Construction d'un centre en juin prochain
D'ailleurs, un institut cardio-pédiatrique va bientôt être créé. Initié en 2012 avec l'accord du ministère de la Santé et de l'Action Sociale, le projet de construction du centre sortira de terre à partir de juin 2015, grâce à l'engagement financier de la Fondation monégasque Elena Cuomo.
Selon Paul Nahon, cet institut cardiopédiatrique Cuomo de Dakar se fera en collaboration avec les associations impliquées dans La Chaîne de L'Espoir Europe, dont l'objectif est de mettre en commun les ressources et compétences des associations adhérentes. Ce sera le cas avec l'association installée à Milan qui sera chargée d'une partie de la formation, notamment en accueillant à la polyclinique St Donato des équipes sénégalaises pour des stages en formation.

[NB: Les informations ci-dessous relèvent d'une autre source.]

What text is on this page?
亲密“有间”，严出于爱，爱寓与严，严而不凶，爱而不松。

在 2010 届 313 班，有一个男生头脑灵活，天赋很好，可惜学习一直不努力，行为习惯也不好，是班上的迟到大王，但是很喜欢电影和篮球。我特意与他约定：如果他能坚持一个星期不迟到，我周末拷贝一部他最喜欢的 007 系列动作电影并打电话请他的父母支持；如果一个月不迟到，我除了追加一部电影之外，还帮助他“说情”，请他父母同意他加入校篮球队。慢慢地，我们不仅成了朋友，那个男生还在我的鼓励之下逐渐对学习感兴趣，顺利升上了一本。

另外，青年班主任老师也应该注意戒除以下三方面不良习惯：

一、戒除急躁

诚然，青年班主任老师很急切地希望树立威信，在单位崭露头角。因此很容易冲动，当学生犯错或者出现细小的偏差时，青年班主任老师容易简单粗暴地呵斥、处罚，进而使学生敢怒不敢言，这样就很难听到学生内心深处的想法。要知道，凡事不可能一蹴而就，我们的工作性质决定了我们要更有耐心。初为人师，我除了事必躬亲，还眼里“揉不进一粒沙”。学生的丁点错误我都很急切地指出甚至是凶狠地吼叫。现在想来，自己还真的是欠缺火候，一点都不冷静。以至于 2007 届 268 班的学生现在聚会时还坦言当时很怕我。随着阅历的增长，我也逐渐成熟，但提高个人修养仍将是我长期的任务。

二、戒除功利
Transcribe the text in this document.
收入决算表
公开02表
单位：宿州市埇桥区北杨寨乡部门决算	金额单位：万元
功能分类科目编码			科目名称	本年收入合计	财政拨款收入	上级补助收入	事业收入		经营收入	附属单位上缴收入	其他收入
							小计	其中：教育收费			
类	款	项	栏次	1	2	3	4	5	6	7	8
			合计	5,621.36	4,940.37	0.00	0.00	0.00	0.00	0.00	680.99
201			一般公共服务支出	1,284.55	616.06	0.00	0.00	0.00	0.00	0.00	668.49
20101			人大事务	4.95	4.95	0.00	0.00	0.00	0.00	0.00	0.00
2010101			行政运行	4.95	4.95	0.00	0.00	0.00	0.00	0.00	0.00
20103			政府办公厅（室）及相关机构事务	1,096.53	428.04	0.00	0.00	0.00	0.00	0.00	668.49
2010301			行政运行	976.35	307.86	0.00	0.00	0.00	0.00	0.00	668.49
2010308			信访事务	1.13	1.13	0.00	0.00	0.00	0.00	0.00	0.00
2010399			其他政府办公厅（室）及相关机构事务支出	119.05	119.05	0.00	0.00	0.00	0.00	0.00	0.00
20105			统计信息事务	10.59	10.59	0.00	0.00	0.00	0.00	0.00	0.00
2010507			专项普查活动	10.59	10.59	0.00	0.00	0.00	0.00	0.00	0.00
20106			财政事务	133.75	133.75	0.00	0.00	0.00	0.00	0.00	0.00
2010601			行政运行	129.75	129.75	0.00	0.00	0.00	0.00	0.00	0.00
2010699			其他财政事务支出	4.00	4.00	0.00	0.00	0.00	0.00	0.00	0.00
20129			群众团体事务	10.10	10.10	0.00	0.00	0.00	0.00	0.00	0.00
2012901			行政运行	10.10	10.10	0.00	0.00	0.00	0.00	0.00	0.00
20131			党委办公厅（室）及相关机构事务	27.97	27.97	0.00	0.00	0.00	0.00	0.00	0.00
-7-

Financé à hauteur de 5 à 6 millions d'euros (soit 4 milliards F Cfa), ce centre permettra d'opérer d'abord des enfants sénégalais et ceux de la sousrégion. "On va commencer les premières opérations par 500 enfants par an. Puis cela va monter à 3 000 enfants. L'important pour nous, c'est de faire, de moins en moins, amener les enfants en France, et de plus en plus opérer sur place", confie M. Nahon.
La Chaîne de l'Espoir ne vient pas seulement pour opérer les enfants. Elle vient aussi faire de la formation pour les chirurgiens sénégalais. La formation se fait aussi pour les infirmières de réanimation.
PR IBRAHIMA BARA DIOP, CHEF SERVICE CARDIOLOGIE MÉDICALE
"Ceux qui sont opérés actuellement constituent moins de 5% de la demande"
Aujourd'hui, il y a plus de 1 500 enfants souffrant de pathologies qui sont sur la liste d'attente. Comment gérez-vous cette situation ?
C'est une situation complexe. Car tout le monde n'a pas accès au centre. Pour ceux qui arrivent, il y a un tri que nous faisons. Et cette sélection est fondée sur les possibilités chirurgicales, parce que tout ne peut pas être opéré. L'infrastructure et l'équipement ne permettent pas d'opérer des moins de 10 kilogrammes. Donc tous les enfants qui pèsent moins de 10 kilogrammes sont exclus. Pour opérer des moins de 10 kg, il faut plus d'investissements en termes d'équipements, de personnels, de formation. Et en plus tout dépend des possibilités des chirurgiens.
Est-ce à dire que le Sénégal a encore des difficultés en matière de chirurgie cardiaque pédiatrique ?
La réalité, c'est que tout chirurgien cardiaque ne peut pas tout opérer. Comparé au Maghreb, il n'y avait pas une autonomie pour la chirurgie cardiaque pédiatrique. Eux, ils font venir des chirurgiens ou évacuent les cas les plus complexes. En France même, il y a des villes entières qui ne sont pas autonomes sur des cardiopathies de petits poids. D'où des évacuations sur Paris. Dakar est un carrefour où nous avons l'ambition de pouvoir développer un centre qui puisse faire ce travail. Avec des partenaires, c'est un travail de longue haleine et ça nécessite beaucoup d'investissements. Ceux qui sont opérés actuellement constituent moins de 5% de la demande. On n'est pas du tout sorti de l'auberge. Et il y a encore beaucoup de travail à faire.
Et ceux qui n'ont pas les moyens de se payer une opération ?
Leur cas se complique et souvent ils décèdent. Sauf si les organisations humanitaires les évacuent. Chaque année, on évacue des enfants, mais les humanitaires choisissent ceux qui correspondent à leurs critères, en particulier les moins chers et les moins compliqués. Donc on n'est pas autonome et il suffit d'avoir un enfant qui accède d'une mal formation pour s'en rendre compte. Nous sommes dans un dédale de problèmes. Du Maroc à l'Afrique du Sud, il n'y a que le Sénégal, ce qui veut dire qu'il y a un besoin de tous les pays qui nous entourent. C'est un centre qui a une ambition sous régionale.